Ce jour-là
Le 19 février 1990 s’ouvre à l’hôtel PLM Aledjo, la Conférence nationale des forces vives du Bénin. Sous la direction de Mgr Isidore De Souza, cette Conférence réussie marque le début de la transition démocratique dans le pays. Le Bénin est alors présenté comme le laboratoire de la démocratie farafinoise en raison des alternances pacifiques qui caractérisent les joutes électorales: Nicéphore Soglo, Kérékou II, Boni Yayi, Patrice Talon. Que reste-t-il des acquis démocratiques au pays de Gbéhanzin et de Bio Guéra, 35 ans après ?
Pour avoir passé trois années de ma vie en terre béninoise entre 2010 et 2013, je peux affirmer que derrière ces alternances pacifiques se cachait ce que Yayi a appelé la » démocratie Nescafé ». Une sorte d’archaïsme du système partisan fait de transhumances, d’arrangements financiers au profit de groupes d’intérêts et au détriment d’une population frappée de paupérisation et baignant dans l’illusion de la liberté d’expression.
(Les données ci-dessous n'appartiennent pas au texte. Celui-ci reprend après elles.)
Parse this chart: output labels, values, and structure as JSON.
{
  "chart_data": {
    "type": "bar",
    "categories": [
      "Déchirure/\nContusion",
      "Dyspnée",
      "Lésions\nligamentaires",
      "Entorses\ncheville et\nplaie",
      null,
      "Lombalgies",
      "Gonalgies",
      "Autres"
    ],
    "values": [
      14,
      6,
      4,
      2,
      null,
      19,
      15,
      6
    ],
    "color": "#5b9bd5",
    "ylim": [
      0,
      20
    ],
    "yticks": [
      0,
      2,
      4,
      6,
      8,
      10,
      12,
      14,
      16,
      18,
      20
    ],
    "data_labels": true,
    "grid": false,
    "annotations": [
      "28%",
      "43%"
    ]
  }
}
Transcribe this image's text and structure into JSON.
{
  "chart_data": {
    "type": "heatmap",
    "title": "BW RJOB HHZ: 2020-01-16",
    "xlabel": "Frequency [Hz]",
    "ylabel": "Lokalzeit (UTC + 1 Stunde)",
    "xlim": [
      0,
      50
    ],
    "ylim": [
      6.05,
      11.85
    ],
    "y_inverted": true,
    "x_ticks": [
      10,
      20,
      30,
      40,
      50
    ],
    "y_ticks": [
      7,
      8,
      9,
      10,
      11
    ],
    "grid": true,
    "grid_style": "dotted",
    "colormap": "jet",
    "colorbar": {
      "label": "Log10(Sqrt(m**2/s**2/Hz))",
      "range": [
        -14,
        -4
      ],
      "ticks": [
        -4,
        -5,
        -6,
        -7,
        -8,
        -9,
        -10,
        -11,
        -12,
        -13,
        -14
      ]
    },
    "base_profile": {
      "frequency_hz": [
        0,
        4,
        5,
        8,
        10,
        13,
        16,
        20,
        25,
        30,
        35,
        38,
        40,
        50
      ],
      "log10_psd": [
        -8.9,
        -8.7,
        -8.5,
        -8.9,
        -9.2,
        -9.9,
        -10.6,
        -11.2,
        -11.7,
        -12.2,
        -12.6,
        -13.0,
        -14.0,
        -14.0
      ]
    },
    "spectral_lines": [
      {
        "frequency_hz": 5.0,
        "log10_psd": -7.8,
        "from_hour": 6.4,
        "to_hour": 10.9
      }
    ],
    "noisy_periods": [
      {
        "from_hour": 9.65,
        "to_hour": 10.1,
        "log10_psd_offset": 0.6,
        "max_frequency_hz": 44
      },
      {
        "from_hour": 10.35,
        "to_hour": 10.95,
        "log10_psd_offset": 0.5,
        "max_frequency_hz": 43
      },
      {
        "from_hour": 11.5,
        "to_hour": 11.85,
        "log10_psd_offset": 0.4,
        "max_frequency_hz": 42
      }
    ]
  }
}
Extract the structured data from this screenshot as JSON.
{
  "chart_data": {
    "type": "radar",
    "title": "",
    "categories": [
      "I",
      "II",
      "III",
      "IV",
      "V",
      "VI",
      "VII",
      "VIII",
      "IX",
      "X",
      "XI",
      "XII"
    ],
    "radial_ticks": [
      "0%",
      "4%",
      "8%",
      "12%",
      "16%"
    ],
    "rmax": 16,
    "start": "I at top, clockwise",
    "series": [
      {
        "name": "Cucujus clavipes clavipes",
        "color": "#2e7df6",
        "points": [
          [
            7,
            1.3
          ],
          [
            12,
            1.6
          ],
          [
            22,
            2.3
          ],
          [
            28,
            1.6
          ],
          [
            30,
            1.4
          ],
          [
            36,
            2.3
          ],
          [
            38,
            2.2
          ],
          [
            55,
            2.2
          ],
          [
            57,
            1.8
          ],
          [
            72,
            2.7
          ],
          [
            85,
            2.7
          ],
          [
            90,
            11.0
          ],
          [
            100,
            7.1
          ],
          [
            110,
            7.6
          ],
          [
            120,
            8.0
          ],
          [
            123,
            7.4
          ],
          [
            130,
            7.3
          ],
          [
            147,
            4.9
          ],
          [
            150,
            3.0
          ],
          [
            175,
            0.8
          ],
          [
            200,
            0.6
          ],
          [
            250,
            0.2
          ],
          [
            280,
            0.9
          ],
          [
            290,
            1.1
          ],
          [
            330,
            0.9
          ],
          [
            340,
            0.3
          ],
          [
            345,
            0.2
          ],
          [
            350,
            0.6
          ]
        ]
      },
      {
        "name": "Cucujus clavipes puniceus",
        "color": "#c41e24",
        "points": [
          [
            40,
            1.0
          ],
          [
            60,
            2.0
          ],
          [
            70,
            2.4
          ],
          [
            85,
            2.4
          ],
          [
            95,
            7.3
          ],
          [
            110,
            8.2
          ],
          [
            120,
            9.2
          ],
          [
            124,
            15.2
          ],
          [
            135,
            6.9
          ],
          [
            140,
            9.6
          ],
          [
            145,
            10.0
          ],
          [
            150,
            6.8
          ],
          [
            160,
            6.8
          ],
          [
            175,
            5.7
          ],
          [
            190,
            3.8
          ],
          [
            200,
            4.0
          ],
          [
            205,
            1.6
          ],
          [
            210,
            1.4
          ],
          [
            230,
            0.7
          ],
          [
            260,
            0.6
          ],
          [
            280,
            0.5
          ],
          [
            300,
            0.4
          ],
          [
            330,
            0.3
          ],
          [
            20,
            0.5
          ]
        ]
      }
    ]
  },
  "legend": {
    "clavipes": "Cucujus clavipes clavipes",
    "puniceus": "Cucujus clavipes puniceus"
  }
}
C’est ce système partisan nébuleux que Patrice Talon a voulu démanteler à son arrivée au pouvoir en 2016.
Sous celui qu’on appelait » la télécommande de Paris », de très belles choses ont été accomplies dans la modernisation de la gouvernance. De moins bonnes aussi. Les libertés individuelles par exemple. La ministre Reckya Madougou, le professeur de droit Joël Aïvo et les anciens soutiens du président Talon n’ont pas leur place en prison.
Patrice Talon a des qualités indéniables de visionnaire pragmatique mais traîne le réflexe d’un homme d’affaires qui veut tout contrôler, et qui déteste qu’on lui dise non. Mes confrères Wilfried Léandre Houngbédji ( porte-parole du gouvernement) et Édouard Loko de la HAAC avalent des couleuvres dans un rôle ingrat qui n’a aucune commune mesure avec la verve critique qu’ils dégagaient 15 ans en arrière.
C’est aussi ça l’usure et l’ivresse du pouvoir. Tant qu’on n’est pas au coeur du mystère politique, on se croit un parangon de vertu.